I've written a naive and an "optimized" transpose functions for order-3 tensors containing double-precision complex numbers and I would like to analyze their performance.
Approximate code for naive transpose function:
    #pragma omp for schedule(static)
    for (auto i2 = std::size_t(0); i2 < n2; ++i2)
    {
        for (auto i1 = std::size_t{}; i1 < n1; ++i1)
        {
            for (auto i3 = std::size_t{}; i3 < n3; ++i3)
            {
                tens_tr(i3, i2, i1) = tens(i1, i2, i3);
            }
        }
    }
Approximate code for optimized transpose function (remainder loop not shown, assume divisibility):
    #pragma omp for schedule(static)
    for (auto i2 = std::size_t(0); i2 < n2; ++i2)
    {        
        // blocked loop
        for (auto bi1 = std::size_t{}; bi1 < n1; bi1 += block_size)
        {
            for (auto bi3 = std::size_t{}; bi3 < n3; bi3 += block_size)
            {
                for (auto i1 = std::size_t{}; i1 < block_size; ++i1)
                {
                    for (auto i3 = std::size_t{}; i3 < block_size; ++i3)
                    {
                        cache_buffer[i3 * block_size + i1] = tens(bi1 + i1, i2, bi3 + i3);
                    }
                }
                
                for (auto i1 = std::size_t{}; i1 < block_size; ++i1)
                {
                    for (auto i3 = std::size_t{}; i3 < block_size; ++i3)
                    {
                        tens_tr(bi3 + i1, i2, bi1 + i3) = cache_buffer[i1 * block_size + i3];
                    }
                }
            }
        }
    }
Assumption: I decided to use a streaming function as reference because I reasoned that the transpose function, in its perfect implementation, would closely resemble any bandwidth-saturating streaming function.
For this purpose, I chose the DAXPY loop as reference.
    #pragma omp parallel for schedule(static)
    for (auto i1 = std::size_t{}; i1 < tens_a_->get_n1(); ++i1)
    {
        auto* slice_a = reinterpret_cast<double*>(tens_a_->get_slice_data(i1));
        auto* slice_b = reinterpret_cast<double*>(tens_b_->get_slice_data(i1));
        const auto slice_size = 2 * tens_a_->get_slice_size(); // 2 doubles for a complex
        
        #pragma omp simd safelen(8)
        for (auto index = std::size_t{}; index < slice_size; ++index)
        {
            slice_b[index] += lambda_ * slice_a[index]; // fp_count: 2, traffic: 2+1
        }
    }
Also, I used a simple copy kernel as a second reference.
    #pragma omp parallel for schedule(static)
    for (auto i1 = std::size_t{}; i1 < tens_a_->get_n1(); ++i1)
    {
        const auto* op1_begin = reinterpret_cast<double*>(tens_a_->get_slice_data(index));
        const auto* op1_end = op1_begin + 2 * tens_a_->get_slice_size(); // 2 doubles in a complex
        auto* op2_iter = reinterpret_cast<double*>(tens_b_->get_slice_data(index));
        
        #pragma omp simd safelen(8)
        for (auto* iter = op1_begin; iter != op1_end; ++iter, ++op2_iter)
        {
            *op2_iter = *iter;
        }
    }
Hardware:
- Intel(R) Xeon(X) Platinum 8168 (Skylake) with 24 cores @ 2.70 GHz and L1, L2 and L3 caches sized 32 kB, 1 MB and 33 MB respectively.
- Memory of 48 GiB @ 2666 MHz.
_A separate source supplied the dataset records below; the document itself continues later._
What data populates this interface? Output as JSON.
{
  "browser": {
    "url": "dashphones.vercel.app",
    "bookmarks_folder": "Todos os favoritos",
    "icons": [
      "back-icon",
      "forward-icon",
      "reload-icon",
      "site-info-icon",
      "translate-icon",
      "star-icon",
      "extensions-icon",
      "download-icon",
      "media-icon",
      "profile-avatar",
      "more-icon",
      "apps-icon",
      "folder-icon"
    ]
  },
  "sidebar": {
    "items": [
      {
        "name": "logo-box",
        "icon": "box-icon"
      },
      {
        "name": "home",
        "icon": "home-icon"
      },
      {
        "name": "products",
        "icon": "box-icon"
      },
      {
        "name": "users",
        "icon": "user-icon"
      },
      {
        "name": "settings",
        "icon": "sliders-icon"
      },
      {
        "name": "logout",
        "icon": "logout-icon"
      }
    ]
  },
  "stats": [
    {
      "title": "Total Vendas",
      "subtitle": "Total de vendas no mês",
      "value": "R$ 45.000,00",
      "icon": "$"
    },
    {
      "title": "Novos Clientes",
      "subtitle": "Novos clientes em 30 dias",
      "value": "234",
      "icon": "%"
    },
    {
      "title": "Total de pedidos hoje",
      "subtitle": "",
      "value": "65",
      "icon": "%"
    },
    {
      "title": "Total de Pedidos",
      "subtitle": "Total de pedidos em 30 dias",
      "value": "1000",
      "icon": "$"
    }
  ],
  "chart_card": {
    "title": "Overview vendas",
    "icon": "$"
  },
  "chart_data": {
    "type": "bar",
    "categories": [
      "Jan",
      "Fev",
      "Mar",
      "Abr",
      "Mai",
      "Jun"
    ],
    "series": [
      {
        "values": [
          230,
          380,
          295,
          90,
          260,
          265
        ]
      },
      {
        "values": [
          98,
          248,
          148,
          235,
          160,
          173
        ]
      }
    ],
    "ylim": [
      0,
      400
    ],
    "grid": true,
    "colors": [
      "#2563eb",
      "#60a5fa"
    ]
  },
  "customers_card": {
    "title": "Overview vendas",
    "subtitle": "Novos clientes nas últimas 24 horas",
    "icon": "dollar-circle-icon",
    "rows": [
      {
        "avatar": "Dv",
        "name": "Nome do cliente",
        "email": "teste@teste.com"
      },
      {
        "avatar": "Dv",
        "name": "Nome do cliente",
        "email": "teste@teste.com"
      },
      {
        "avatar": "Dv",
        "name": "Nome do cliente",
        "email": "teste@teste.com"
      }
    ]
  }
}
Intel Advisor's roof-line view says memory BW is 115 GB/s.
Benchmarking: 20 warm-up runs, 100 timed experiments, each with newly allocated data "touched" such that page-faults will not be measured.
Compiler and flags:
Intel compiler from OneAPI 2022.1.0, optimization flags -O3;-ffast-math;-march=native;-qopt-zmm-usage=high.
Results (sizes assumed to be adequately large):
- Using 24 threads pinned on 24 cores (total size of both tensors ~10 GiB): 
 DAXPY 102 GB/s
 Copy 101 GB/s
 naive transpose 91 GB/s
 optimized transpose 93 GB/s
- Using 1 thread pinned on a single core (total size of both tensors ~10 GiB): 
 DAXPY 20 GB/s
 Copy 20 GB/s
 naive transpose 9.3 GB/s
 optimized transpose 9.3 GB/s
Questions:
- Why is my naive transpose function performing so well?
- Why is the difference in performance between reference and transpose functions so high when using only 1 thread?
I'm glad to receive any kind of input for any of the above questions. Also, I will gladly provide additional information when required. Unfortunately, I cannot provide a minimum reproducer because of the size and complexity of each benchmark program. Thank you very much for you time and help in advance!
Updates:
- Could it be that the Intel compiler performed loop-blocking for the naive transpose function as optimization?